The resulting panic terminates the consensus task. Depending on the process management configuration of the deployment environment, the node may restart automatically, or it may remain offline. Repeated exploitation allows an attacker to maintain a persistent denial of service state.

The primary impact of CVE-2026-34069 is a Denial of Service affecting the core consensus functionality of a Nimiq node. A successful attack isolates the node from the network, preventing it from validating transactions, participating in elections, or synchronizing future blocks. The vulnerability carries a CVSS v3.1 base score of 5.3, reflecting the low complexity and lack of required privileges.

The CVSS vector evaluates to CVSS:3.1/AV:N/AC:L/PR:N/UI:N/S:U/C:N/I:N/A:L. While the availability impact is classified as low under standard CVSS metrics, the operational consequence for a consensus-driven blockchain network is notable. Removing nodes from the network reduces overall decentralization and disrupts the operations of affected node operators.

The vulnerability does not compromise data confidentiality or integrity. The attacker cannot extract private keys, manipulate account balances, or execute arbitrary code. The memory safety guarantees of Rust confine the panic to thread termination, preventing memory corruption or exploitable state variations.

The EPSS score for this vulnerability has not yet matured, given its recent disclosure. However, the simplicity of the attack vector and the availability of proof-of-concept tests in the public repository increase the likelihood of widespread probing.
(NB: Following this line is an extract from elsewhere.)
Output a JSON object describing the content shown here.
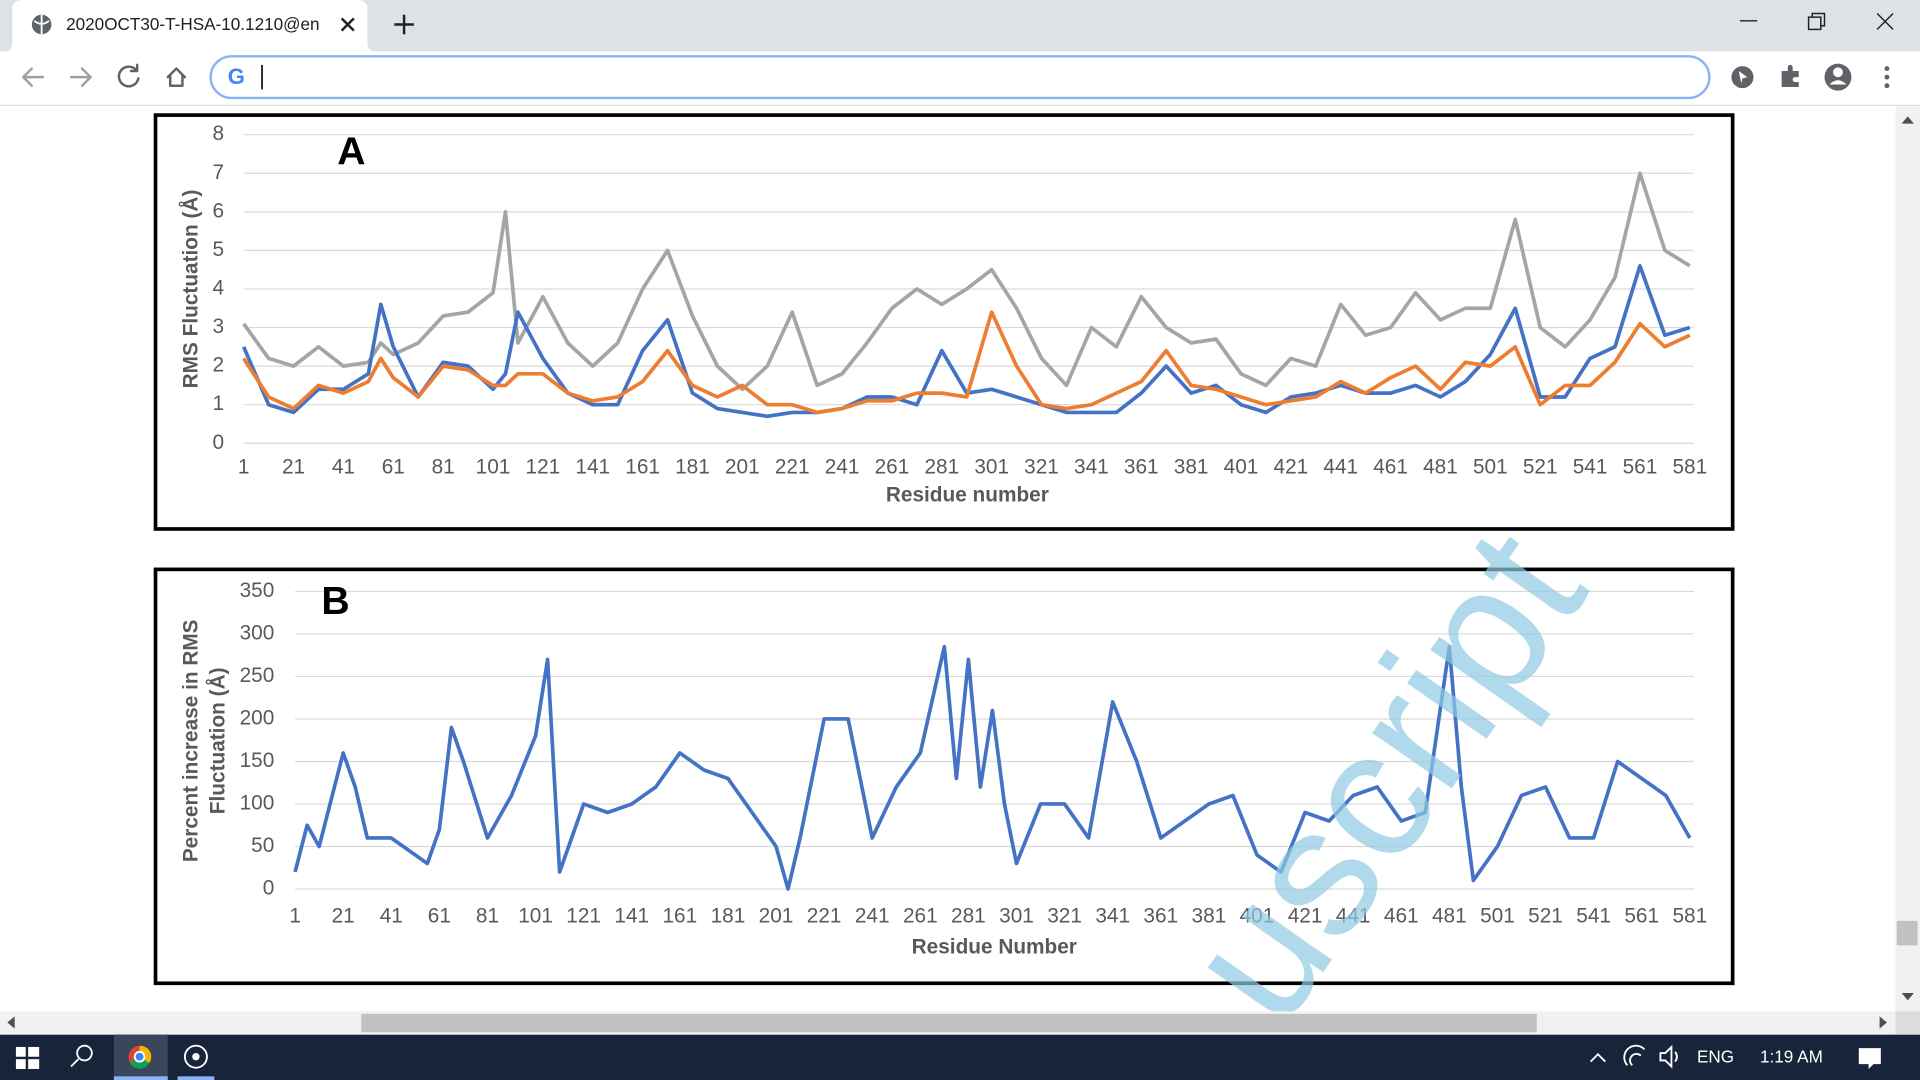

Automated scanners can trivially replicate the required P2P messaging sequence.

The official remediation for CVE-2026-34069 requires updating the Nimiq Albatross client to version 1.3.0 or later. The patch eliminates the reachable assertion by implementing robust type checking prior to data processing. Node operators must restart their services after applying the update to ensure the patched consensus logic executes.

There are no viable configuration-level workarounds for this vulnerability. The flawed logic resides within the core P2P messaging handler, which cannot be disabled without completely severing the node's ability to synchronize with the network. Network-level mitigation via firewalls is impractical, as filtering P2P traffic generally disrupts standard blockchain operations.

Security teams managing Rust applications should review this vulnerability as a case study in unsafe error handling. Developers must audit codebases for instances where .unwrap(), .expect(), or unreachable!() are called on results derived from untrusted network input. Proper error propagation utilizing the ? operator or explicit match blocks prevents application crashes and improves overall resilience.